Released August 1981
"Post Punk" was, by 1981, pretty credible. Joy Division, Ultravox!, Simple Minds, Echo & The Bunnymen, U2, Doll By Doll, Magazine, Orchestral Manoeuvres In The Dark, New Order and Gang Of Four were just some leading the way in guitar-driven earnestly morose, bleak, "industrial" music. Another who should be added to that list, particularly with the release of this seminal album of grungy, piercing, searing guitars, tribal drums, haughty, arch vocals and swirling keyboards is Siouxsie & The Banshees. This was when they completely threw off their "punk" chains and became "gothic" post-punkers.
From being "the high priestess of punk", Siouxsie Sioux now became the first "goddess of goth" as a new genre/sub-culture was born.
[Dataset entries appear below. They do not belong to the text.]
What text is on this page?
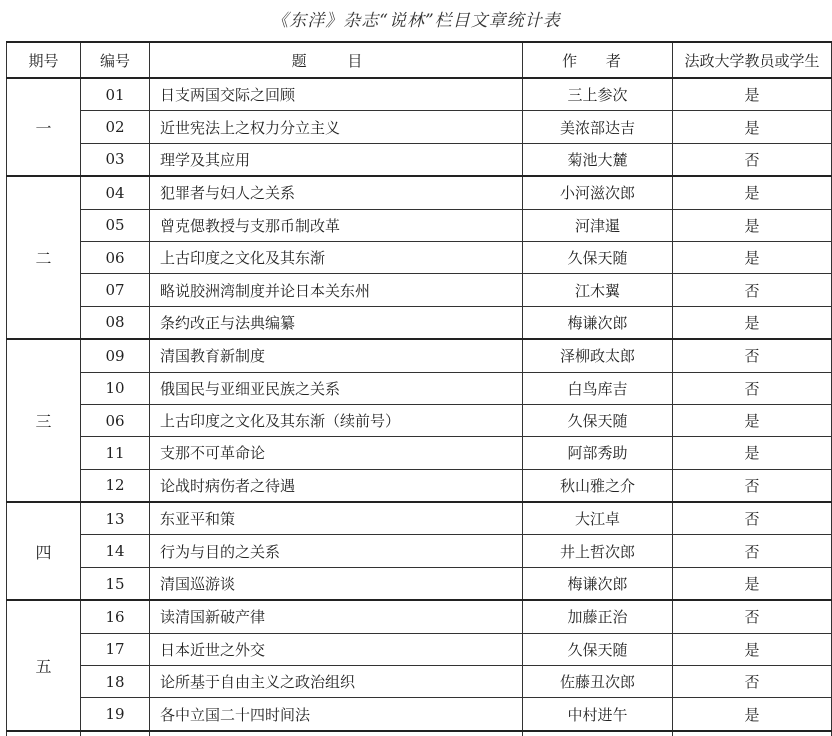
《东洋》杂志“说林”栏目文章统计表
期号	编号	题 目	作 者	法政大学教员或学生
一	01	日支两国交际之回顾	三上参次	是
	02	近世宪法上之权力分立主义	美浓部达吉	是
	03	理学及其应用	菊池大麓	否
二	04	犯罪者与妇人之关系	小河滋次郎	是
	05	曾克偲教授与支那币制改革	河津暹	是
	06	上古印度之文化及其东渐	久保天随	是
	07	略说胶洲湾制度并论日本关东州	江木翼	否
	08	条约改正与法典编纂	梅谦次郎	是
三	09	清国教育新制度	泽柳政太郎	否
	10	俄国民与亚细亚民族之关系	白鸟库吉	否
	06	上古印度之文化及其东渐（续前号）	久保天随	是
	11	支那不可革命论	阿部秀助	是
	12	论战时病伤者之待遇	秋山雅之介	否
四	13	东亚平和策	大江卓	否
	14	行为与目的之关系	井上哲次郎	否
	15	清国巡游谈	梅谦次郎	是
五	16	读清国新破产律	加藤正治	否
	17	日本近世之外交	久保天随	是
	18	论所基于自由主义之政治组织	佐藤丑次郎	否
	19	各中立国二十四时间法	中村进午	是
Guitarist John McGeoch had previously been at the vanguard of post punk with Joy Division and Magazine. He, along with drummer Budgie's rhythmic contributions produced a veritable dismal wall of sound. The rumbling bass sound is excellent throughout the album too.
2. Into The Light
3. Arabian Nights
6. Night Shift
7. Sin In My Head
8. Head Cut
9. Voodoo Lounge
Sioux's vocals and lyrics are arty, depressing, creepy and disturbing at times, especially on tracks like the unnerving Head Cut, Voodoo Dolly and Halloween.
Spellbound is a cascading, bristling but brooding opener, and Arabian Nights is marvellously atmospheric. It has a tuneful chorus, but elsewhere in it are various weird noises and paranoia acted out aurally. There are all sorts of claustrophobic undertones to the whole album.
Into The Light brings brief relief, but basically this is not an uplifting album. It is a dense, intense, dark creation to be listened to on dark winter days. Just check out the sombre, fuzzy tones of Night Shift or the staccato rhythms of Monitor. It has been hugely influential in subsequent years, it has to be said. It was genuinely trail-blazing.